Neural circuit mechanisms underlying dominance traits and social competition.

The survival of animals often hinges on their dominance status, established through repeated social competitions. The dorsomedial prefrontal cortex (dmPFC) plays a pivotal role in regulating these competitions, yet the formation of intrinsic traits like grit and aggressiveness, crucial for competitive outcomes, remains poorly understood. In this study, we constructed a dmPFC circuit model based on experimental recordings to replicate the characteristic activities of dmPFC neurons during various behavioral patterns observed in the dominance tube test. Our findings reveal that the dmPFC circuit supports bistable behavior states-effortful and passive-depending on external conditions. This bistability is essential for understanding how animals adapt their behaviors in social competitions, thereby influencing the establishment of social hierarchies.
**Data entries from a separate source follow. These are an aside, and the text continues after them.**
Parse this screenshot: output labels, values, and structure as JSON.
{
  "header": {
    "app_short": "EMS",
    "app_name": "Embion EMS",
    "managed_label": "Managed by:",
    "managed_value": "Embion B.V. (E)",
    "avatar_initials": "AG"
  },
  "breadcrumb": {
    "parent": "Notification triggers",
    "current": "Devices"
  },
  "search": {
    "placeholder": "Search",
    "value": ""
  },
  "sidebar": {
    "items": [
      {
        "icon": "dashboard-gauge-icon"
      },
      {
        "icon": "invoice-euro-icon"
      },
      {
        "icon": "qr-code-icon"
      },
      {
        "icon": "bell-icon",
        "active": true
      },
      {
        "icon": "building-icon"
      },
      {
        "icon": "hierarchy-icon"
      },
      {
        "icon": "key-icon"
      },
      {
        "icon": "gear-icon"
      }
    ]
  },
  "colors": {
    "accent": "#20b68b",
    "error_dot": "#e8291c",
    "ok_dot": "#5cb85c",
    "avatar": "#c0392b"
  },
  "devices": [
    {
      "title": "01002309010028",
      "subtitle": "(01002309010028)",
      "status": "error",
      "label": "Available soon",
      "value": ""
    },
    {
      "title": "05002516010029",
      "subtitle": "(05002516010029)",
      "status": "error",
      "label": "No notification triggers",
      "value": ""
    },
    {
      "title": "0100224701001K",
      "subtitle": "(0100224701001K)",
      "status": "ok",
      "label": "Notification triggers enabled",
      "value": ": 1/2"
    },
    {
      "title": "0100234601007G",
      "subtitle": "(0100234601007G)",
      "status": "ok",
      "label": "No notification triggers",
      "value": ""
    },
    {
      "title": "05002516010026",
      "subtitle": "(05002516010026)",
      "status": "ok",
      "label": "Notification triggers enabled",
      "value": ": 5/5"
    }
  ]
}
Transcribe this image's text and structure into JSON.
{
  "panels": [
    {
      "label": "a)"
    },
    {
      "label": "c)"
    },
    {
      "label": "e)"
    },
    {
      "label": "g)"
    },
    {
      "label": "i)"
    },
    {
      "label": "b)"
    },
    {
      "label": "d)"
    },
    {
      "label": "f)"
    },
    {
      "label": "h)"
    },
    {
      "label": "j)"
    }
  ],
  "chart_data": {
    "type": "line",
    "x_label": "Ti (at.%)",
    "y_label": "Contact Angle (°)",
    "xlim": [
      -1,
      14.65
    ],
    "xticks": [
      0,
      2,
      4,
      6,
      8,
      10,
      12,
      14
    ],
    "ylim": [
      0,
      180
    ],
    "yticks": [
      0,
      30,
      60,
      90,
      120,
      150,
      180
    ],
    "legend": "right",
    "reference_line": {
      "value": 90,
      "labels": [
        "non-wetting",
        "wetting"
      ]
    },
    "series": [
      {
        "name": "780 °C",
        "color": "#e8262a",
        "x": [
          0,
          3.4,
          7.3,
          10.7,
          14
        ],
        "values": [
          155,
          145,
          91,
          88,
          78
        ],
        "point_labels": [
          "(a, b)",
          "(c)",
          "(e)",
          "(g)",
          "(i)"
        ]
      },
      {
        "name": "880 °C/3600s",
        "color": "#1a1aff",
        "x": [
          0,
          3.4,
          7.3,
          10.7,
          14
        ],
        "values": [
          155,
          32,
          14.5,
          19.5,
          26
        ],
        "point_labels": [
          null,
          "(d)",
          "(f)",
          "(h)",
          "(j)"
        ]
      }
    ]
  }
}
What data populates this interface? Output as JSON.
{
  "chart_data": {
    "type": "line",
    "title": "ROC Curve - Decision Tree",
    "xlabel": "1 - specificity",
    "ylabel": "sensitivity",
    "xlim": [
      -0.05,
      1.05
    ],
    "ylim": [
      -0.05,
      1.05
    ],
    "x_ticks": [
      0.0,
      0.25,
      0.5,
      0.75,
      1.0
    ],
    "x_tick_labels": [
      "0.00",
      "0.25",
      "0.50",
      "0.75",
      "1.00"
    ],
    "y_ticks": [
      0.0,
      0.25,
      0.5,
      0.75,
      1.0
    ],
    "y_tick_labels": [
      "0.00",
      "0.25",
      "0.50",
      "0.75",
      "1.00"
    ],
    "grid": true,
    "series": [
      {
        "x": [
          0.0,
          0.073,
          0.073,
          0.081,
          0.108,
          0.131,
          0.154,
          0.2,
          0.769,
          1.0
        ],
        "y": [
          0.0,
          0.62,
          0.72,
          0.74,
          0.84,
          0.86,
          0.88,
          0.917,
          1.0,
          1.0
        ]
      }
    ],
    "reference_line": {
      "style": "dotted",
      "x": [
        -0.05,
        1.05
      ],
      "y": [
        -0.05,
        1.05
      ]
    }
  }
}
Our results indicate that increased self-excitation in pyramidal neurons within the dmPFC enhances the robustness of effortful behaviors, akin to perseverance, but reduces flexibility in responding to rapid external changes. This suggests that dominance status benefits more from perseverance than from increased aggression. Additionally, our study shows that when rapid responses to external signals are necessary, the basal activity in dmPFC neurons can be reconfigured to enhance flexibility, albeit at higher energy costs. This research advances our understanding of the neural basis of social behavior and provides a framework for further exploration into how neural circuits contribute to complex behavioral traits, offering insights into the neural dynamics underlying social dominance. This research also opens avenues for investigating psychiatric and neurological disorders where these mechanisms may be disrupted.